When the Stormers and Ulster meet at the Kingspan Stadium in Belfast on Friday night it will be the continuation of what has already become a storied rivalry between the two teams that began with a hotly contested game between the sides in Cape Town in early April 2022.

If anyone needs a memory jolt, the Stormers started like a house on fire and scored two early tries. Then Ulster came back at them. And the Stormers were let off the hook right at the end when a refereeing error cost Ulster what would have been the winning score.

There’s nothing unusual about that, and the Stormers have often been on the other side of such questionable decision-making by the match officials. But the then Ulster coach Dan McFarland kept it in everyone’s minds by talking about it for weeks afterwards.

Even Vodacom Bulls coach Jake White brought it up in the buildup to his team’s clash in the URC final when he opined that the Stormers might not have been there had it not been for that refereeing decision.

The Stormers were in that final, which they won, courtesy of a nail-biting win over the self-same Ulster in the DHL Stadium semifinal. Ulster dominated most of the game, well at least the first hour, but then the Stormers came back at them in the last quarter and a Warrick Gelant try in the left corner brought the teams level.

Manie Libbok had experienced one of those iffish afternoons he sometimes goes through with the boot so it looked like extra time was beckoning, but this one he slotted, amidst intense pressure and in front of a hushed stadium, to take the Stormers into the final.

Ulster would have hosted the Bulls in the final and would have backed themselves to win so they won’t have forgotten that loss in a hurry. The next time the two teams played the Stormers were significantly under-strength because of international calls but the other of two matches to be played between the teams at Kingspan was close, as was last year’s game in Cape Town.

WEATHERING THE STORM

In that most recent game, with visiting loosehead and the Stormers hero of that first season Steven Kitshoff playing what sadly turned out to be his last game at DHL Stadium, Ulster dominated the first half but, like was the case in the semifinal two years before that, didn’t convert their superiority into points. 

The Stormers weathered the storm and fought back to win it in the final minutes.

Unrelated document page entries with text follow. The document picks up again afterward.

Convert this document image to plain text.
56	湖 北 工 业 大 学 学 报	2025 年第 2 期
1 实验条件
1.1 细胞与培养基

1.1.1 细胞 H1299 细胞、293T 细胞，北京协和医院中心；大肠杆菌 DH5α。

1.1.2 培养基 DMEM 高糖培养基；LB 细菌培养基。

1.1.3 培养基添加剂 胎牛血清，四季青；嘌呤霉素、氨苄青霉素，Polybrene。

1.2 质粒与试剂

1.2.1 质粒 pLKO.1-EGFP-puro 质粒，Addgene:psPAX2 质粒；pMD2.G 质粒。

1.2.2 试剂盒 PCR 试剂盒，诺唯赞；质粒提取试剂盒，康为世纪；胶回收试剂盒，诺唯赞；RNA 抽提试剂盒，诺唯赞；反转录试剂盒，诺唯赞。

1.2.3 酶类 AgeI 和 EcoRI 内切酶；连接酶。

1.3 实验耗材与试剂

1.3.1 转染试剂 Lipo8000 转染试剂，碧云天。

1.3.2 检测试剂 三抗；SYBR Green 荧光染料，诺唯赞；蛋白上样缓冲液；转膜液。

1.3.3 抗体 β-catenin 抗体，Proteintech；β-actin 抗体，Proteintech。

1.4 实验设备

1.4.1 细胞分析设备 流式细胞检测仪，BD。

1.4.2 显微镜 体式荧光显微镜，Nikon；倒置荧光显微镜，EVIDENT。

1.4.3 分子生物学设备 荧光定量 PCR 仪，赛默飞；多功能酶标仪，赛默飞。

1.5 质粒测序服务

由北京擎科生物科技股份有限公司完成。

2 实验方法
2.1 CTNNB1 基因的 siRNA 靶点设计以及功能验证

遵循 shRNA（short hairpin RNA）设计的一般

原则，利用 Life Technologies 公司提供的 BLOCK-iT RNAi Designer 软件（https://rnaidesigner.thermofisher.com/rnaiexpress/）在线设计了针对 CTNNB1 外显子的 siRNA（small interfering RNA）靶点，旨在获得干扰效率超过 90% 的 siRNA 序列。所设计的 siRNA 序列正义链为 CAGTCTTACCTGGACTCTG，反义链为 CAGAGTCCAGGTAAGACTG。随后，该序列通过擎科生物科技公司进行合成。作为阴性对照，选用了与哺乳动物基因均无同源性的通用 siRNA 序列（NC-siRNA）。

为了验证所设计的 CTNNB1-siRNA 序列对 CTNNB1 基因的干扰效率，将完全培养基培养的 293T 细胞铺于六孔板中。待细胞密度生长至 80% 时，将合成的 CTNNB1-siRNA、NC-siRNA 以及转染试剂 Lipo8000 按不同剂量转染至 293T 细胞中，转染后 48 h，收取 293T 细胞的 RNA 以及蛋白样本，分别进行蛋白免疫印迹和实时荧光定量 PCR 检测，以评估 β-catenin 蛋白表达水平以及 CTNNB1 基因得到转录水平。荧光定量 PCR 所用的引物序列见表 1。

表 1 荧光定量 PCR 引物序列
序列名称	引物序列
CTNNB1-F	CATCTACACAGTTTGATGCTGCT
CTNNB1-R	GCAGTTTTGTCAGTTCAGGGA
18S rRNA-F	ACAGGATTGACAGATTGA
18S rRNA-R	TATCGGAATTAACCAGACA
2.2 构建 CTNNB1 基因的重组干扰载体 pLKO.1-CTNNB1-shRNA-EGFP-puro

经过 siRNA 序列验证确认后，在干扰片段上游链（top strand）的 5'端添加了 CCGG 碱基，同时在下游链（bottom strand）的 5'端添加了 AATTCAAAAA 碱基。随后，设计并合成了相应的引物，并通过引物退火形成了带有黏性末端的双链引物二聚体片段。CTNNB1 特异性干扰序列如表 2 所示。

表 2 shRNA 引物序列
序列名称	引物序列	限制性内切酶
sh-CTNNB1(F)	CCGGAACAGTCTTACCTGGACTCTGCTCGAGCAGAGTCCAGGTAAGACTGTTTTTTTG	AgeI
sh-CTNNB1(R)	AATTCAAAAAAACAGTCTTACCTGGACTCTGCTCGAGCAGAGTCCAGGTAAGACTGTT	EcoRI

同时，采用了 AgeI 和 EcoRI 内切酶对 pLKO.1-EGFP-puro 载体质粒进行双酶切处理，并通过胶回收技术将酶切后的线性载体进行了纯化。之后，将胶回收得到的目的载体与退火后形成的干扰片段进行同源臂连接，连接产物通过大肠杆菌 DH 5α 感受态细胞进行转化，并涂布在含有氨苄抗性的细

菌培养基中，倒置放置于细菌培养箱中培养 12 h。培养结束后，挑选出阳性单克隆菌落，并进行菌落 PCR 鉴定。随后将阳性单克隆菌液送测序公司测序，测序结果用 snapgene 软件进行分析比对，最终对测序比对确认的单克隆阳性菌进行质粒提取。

So what can we expect from Friday’s game? Well, what we do know is that it is an important game for both teams in their quest for a playoff spot. And it might even be more desperate for Ulster, in the sense that unlike the Stormers, who are one point ahead of them on the log, they don’t have four successive home games to look forward to after this.

For Rito Hlungwani, the Stormers forwards coach who was in that position for all the Ulster clashes down the years, one thing is certain - there will be no love lost and it will also be physical.

“They play more of a physical game than the other Irish teams and have a massive pack of forwards. It’s going to be a high-impact, high-collision type of game,” Hlungwani said.

Which is okay for the Stormers, because unlike Ulster, who are in the round of 16 in the Investec Champions Cup the following week (away against Bordeaux Begles), they have three weeks off after this. That might well be a glimmer of hope for the Stormers.

What the Stormers will want though is for Ulster to be going into that game off a defeat, and to achieve that it is critical for the visitors to be physically dominant.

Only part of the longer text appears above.